Still, there are a significant number of women working in the home who do not find it completely fulfilling. And what should we do about that? We should find ways to let them out. We should support them and encourage them to work or find productive avocations, or, indeed, vocations. Why do you think there are so many Mommy Blogs out there? These moms are trying to find a productive intellectual outlet.
The numbers for worry (41% for SAHMs and 34% for working moms) and anger (19% for SAHMs and 14% for working moms) are interesting too. These two emotions, when I feel them in my life, tend to emanate from the same locus: lack of control.
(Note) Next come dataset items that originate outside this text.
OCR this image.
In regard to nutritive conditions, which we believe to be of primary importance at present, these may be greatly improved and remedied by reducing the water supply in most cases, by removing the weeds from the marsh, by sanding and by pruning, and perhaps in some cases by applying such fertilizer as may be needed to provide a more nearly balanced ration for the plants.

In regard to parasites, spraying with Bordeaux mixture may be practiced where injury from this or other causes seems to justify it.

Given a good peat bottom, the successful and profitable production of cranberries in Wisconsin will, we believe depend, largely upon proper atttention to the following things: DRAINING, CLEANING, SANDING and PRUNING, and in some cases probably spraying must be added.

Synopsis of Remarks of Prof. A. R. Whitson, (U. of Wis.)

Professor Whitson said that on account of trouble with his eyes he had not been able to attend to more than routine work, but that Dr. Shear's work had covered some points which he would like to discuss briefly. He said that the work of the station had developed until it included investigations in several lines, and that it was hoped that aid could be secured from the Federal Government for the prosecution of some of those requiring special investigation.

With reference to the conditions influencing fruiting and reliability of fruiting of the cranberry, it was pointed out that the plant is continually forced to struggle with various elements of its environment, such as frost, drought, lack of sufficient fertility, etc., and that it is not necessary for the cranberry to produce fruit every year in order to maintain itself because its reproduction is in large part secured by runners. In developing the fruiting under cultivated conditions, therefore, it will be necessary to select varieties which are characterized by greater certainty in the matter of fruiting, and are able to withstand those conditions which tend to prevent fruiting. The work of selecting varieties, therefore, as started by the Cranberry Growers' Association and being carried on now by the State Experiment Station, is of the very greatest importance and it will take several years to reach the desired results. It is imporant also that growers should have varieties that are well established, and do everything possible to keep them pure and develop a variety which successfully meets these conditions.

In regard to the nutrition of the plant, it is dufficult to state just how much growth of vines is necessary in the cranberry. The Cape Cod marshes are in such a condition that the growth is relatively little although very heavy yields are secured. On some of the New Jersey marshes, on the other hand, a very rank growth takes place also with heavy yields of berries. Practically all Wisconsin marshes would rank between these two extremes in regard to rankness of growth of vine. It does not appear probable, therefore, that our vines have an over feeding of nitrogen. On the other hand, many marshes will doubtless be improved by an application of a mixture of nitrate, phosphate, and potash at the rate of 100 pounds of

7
If a woman feels she lacks control over her own existence and future, which I can imagine being the situation of some segment of SAHMs, it is easy to see how she may feel more worried and angry than a woman who works and, therefore, sees a stream of income (and, for instance, a retirement account) that has her name on it. This problem of a lack of control may be particularly acute if the SAHM is married to a man who views his income as "his" money that he parcels out to her as a kind of allowance that requires an accounting. That sort of existence could be extremely stressful (50% of SAHMs and 48% of working moms reported feeling stress).
And, of course, many SAHMs are not SAHMs by choice, like my cohort -- the professional, relatively high-income women who choose to stay home, but could easily afford the childcare so that they could go to work if they wanted to. (Of course, there are also those in my cohort who opt to stay at home because professional advancement is stunted in pernicious and subtle ways by the mere fact of motherhood.) But many SHAMs are at home because daycare is not as economical as her giving up her job. And that's really the bottom line of the survey. Gallup pulled out the numbers relating to women with annual household incomes of less than $36,000. Here they are:
These women are really struggling. What should we do for them? Gallup suggests increasing employer-sponsored childcare of some other subsidized childcare for these women. That sounds great! How many employers do you think will voluntarily pay for childcare for their employees? Big companies, maybe, but what about small businesses? And subsidized childcare? More taxes? Can't you just hear the politicians likening it to welfare, even suggesting that the women should just stay home if they can't afford daycare? It's the free market, baby.
We require a fundamental shift in attitude that employment for women is just as important as employment for men. It should not be the case that if a family's income is low, the default answer is that mommy stays at home with the kids. If it would be better for mommy and for the family for mommy to work, then our country needs to see women not as the last resort childcare option, but as valuable employees who needs just as much support in their work as their valuable employee husbands. Until we truly see male workers and female worker identically, these polls will continue to show this sort of dissatisfaction among SAHMs, especially low income SAHMs. Because if being a SAHM is not truly voluntary -- if some economic, professional or social pressure forced the issue to make her a SHAM -- then she will not be happy in it. Just look at the polls.